Ainda sobre as regiões administrativas, Rui Semedo classificou o mesmo de “um processo complexo”, que se tornou “mais difícil” devido a “incapacidade” da maioria em dialogar com os outros sujeitos para criar as condições de entendimento, de construção de consensos e de uma “negociação serena” que essa iniciativa exigia para que haja uma solução das modelos de administração para as ilhas, que servisse os interesses das ilhas e dos cabo-verdianos.

“Não houve vontade política da maioria para criar as condições para este diálogo, houve tentativa de impor uma solução, mas também de impor uma agenda, passando para fora uma ideia clara de que a maioria, se calhar, nem sequer está interessada em que essa iniciativa seja viabilizada”, continuou a mesma fonte para quem isto tudo “parece mais uma manobra de diversão, um «fait divers» e uma encenação para tirar mais dividendos políticos”.

“A maioria parece querer lavar as suas mãos e passar responsabilidades aos outros. E essa solução que a maioria insiste em dar ao país não é a melhor para servir os interesses, tanto do país, como dos cabo-verdianos”, acrescentou.

O Parlamento aprovou na generalidade a 26 de Outubro do ano passado o diploma que cria as Regiões Administrativas, com 41 votos, sendo 37 do MPD, dois da UCID, dois do PAICV, partido do qual 18 deputados votaram abstenção e um eleito votou contra o diploma.

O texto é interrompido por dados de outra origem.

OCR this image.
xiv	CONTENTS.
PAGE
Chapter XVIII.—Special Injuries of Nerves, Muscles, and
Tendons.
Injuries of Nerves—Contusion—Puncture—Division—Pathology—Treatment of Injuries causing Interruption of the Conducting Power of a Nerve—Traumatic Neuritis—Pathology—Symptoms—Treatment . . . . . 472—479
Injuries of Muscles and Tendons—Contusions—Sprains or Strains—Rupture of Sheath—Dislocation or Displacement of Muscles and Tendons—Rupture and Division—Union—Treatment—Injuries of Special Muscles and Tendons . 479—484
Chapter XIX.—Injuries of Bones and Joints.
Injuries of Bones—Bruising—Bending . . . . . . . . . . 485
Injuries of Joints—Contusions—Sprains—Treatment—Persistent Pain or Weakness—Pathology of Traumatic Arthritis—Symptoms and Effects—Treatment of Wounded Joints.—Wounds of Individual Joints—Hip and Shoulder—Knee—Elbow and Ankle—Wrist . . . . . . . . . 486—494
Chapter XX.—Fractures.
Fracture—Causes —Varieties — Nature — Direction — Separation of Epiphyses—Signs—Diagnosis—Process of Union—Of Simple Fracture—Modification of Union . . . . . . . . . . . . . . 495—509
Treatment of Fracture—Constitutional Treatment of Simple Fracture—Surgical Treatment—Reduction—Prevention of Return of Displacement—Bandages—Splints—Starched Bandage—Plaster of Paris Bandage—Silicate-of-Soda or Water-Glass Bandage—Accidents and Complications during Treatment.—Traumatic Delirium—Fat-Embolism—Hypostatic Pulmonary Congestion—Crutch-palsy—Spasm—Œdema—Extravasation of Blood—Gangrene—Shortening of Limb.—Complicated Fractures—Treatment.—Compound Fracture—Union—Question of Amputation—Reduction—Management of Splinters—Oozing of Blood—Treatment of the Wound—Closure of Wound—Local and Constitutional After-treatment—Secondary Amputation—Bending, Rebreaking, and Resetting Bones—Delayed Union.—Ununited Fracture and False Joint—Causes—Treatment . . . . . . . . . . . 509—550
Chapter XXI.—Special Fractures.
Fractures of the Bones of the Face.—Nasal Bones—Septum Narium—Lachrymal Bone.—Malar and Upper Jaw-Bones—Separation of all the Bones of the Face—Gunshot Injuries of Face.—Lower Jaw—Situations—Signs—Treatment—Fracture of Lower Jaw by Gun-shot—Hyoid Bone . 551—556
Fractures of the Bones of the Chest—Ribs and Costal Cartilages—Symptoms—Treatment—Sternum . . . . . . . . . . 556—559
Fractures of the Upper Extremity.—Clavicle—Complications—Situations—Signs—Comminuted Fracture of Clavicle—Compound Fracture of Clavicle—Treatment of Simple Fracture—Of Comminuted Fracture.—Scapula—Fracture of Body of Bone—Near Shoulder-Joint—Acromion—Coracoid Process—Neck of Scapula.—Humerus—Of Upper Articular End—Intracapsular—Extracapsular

Os votos a favor, do PAICV, vieram de Odaílson Bandeira, eleito pelo PAICV no círculo de Santo Antão, e da deputada Filomena Vieira, eleita pelo PAICV por São Vicente. Ambos são do norte do país, região que tem sido o ponto de pressão para a defesa da Regionalização.

Também Dora Oriana e João Luís, da UCID, eleitos pelo círculo de São Vicente, apesar de criticarem o agendamento da proposta, também votaram a favor da proposta.

Agora o documento regressa ao Parlamento para a votação na especialidade. Mas os trabalhos desta sessão arrancam, conforme uma nota da Assembleia Nacional, com o debate com a ministra das Infraestruturas, Ordenamento do Território e Habitação, Eunice Silva, seguido de perguntas ao Governo.

Estará ainda em discissão na plenária, para votação final global, a Proposta de Lei que define o Regime Jurídico Geral dos Jogos Sociais.

Os deputados deverão ainda se debruçar sobre a aprovação do Projeto de Resolução que cria a Comissão Eventual para a Reforma do Parlamento Cabo-verdiano, bem como da Proposta de Resolução que aprova, para ratificação, o Tratado que Cria a Zona Livre de Armas Nucleares em África, Tratado de Pelindaba, assinado no Cairo, Egipto e ainda.

Da agenda consta também a aprovação a Proposta de Resolução, que aprova, para adesão, a Carta do Grupo Egmont de Unidades de Informação Financeira, adotada, na África do Sul, em julho de 2013 e, consequentemente, a adesão de Cabo Verde ao Grupo Egmont.